|HARRISBURG (May 10, 2021) – The Pennsylvania Coalition of Public Charter School (PCPCS) today announced the three subgrantees who may receive as much as $1.5 million each through Pennsylvania’s Charter School Program (PACSP) Grant. The three public charter schools were chosen to receive the federal funding during the inaugural year of the grant program. The funding was awarded to PCPCS to expand public charter school options in Pennsylvania. |
“We are thrilled to make this announcement for many reasons, but especially as we kick off National Charter Schools Week in Pennsylvania,” said Brandie Karpew, co-director of PACSP. “This week is dedicated to celebrating the accomplishments of public charter schools, nationwide and in Pennsylvania, and the impact that charter schools have had on thousands of students. It is only fitting that we announce, this week, the expansion of Pennsylvania’s public charter school movement through the PACSP Grant.”
The U.S. Department of Education, last year, awarded its Expanding Opportunities Through Quality Charter School Program Grant (commonly known as the CSP Grant) to PCPCS to support the development, expansion and replication of high-quality public brick-and-mortar charter schools in Pennsylvania. The grant award will total $30 million over five years (2021-25). The public charter schools awarded PACSP subgrants this year are: City Charter High School, Pittsburgh Midland Innovation + Technology Charter School, Beaver County Bear Creek Community Charter School, Luzerne County.
“The three schools, selected by our independent review team, have proven that they have the leadership and expertise to help drive innovation that will benefit students and families seeking a public charter school education,” said Abigail Dubinchik, co-director of PACSP. “PCPCS and the PACSP team are committed to helping develop and expand educational options throughout the commonwealth, giving students more opportunities to enroll in high-quality public charter schools.”
Midland Innovation + Technology Charter School, a newly approved public charter school that will serve students in grades 9-12 in Beaver County, will use its grant award to facilitate the opening of the school in September 2022. City Charter High School and Bear Creek Community Charter School are existing public charter schools with plans to use their grant awards to expand their educational offerings to more students.
“Since 2002, City Charter High School has been a leader in innovative charter school education in the Pittsburgh area, with a proven track record in providing a rigorous education in a safe and caring environment,” said Dr. Dara Ware Allen, CEO and principal of City Charter High School. “We are honored to have been awarded this PACSP Grant, which will support City High’s work in doing what we do best: cultivating our students’ individual talents, needs, skills and potential for even more of our region’s students to become lifelong learners and agents of change in their communities.”
“We are grateful to PCPCS for this tremendous validation of our vision and work,” said Stephen Catanzarite, acting CEO of Midland Innovation + Technology Charter School. “Our school will continue the tradition of excellence that began with the Midland Borough School District and is carried far and wide by numerous public education innovations it continues to inspire. This historic grant will provide the foundation upon which we will help generations of students build better futures. Today is a great day, not only for Midland but for the students and families of our entire region.”

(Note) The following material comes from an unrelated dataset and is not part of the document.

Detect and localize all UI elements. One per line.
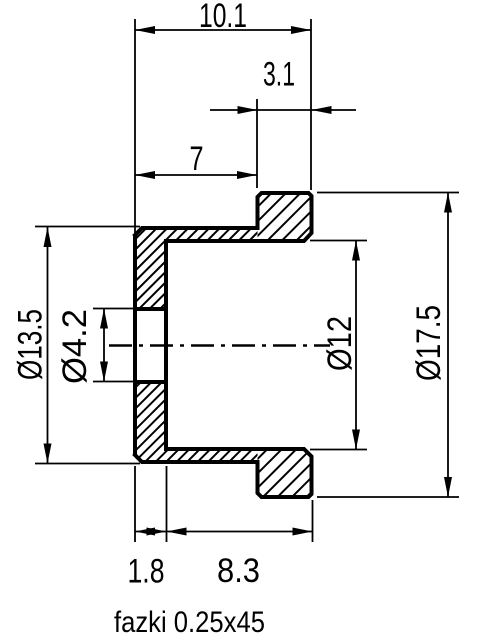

“Bear Creek Community Charter School opened its doors in 2004 with the mission to provide families in the Wilkes-Barre area a high-quality public school option, and we have been extremely successful in serving our diverse student population,” said Jim Smith, CEO of Bear Creek Community Charter School. “We are excited to expand our educational offerings and serve even more students from our local community who are looking for a supportive and innovative learning environment through the use of the PACSP Grant funds.”
How the PACSP Subgrants Are Awarded
An external peer review panel reviews each PACSP grant proposal. To ensure a diverse collection of impartial reviewers, the team consists of five primary members and two alternate members, including a successful charter school founder, an expert in charter school business management and finance, and a representative from a Pennsylvania institution of higher education.
Subgrantees can use their funds for:
*Planning and program design that does not exceed 18 months
*One-time costs for the purpose of opening, replicating or expanding a public brick-and-mortar charter school
*Costs associated with preparing teachers, school leaders and specialized instructional support personnel
*Educational supplies, training, equipment and materials
*Community engagement activities
As the recipient of the federal CSP Grant, PCPCS acts as a pass-through entity for competitive funds, which are awarded to high-quality subgrantees who already have approval from their local authorizers to create, expand or replicate a brick-and-mortar charter school in Pennsylvania’s most underserved areas.
The support and demand among families, community leaders and elected officials for Pennsylvania’s public charter schools have been consistent since the schools’ establishment in 1997. PCPCS received 22 letters of support for its CSP Grant application from charter school, school district and business leaders, educational advocates, and state and federal lawmakers.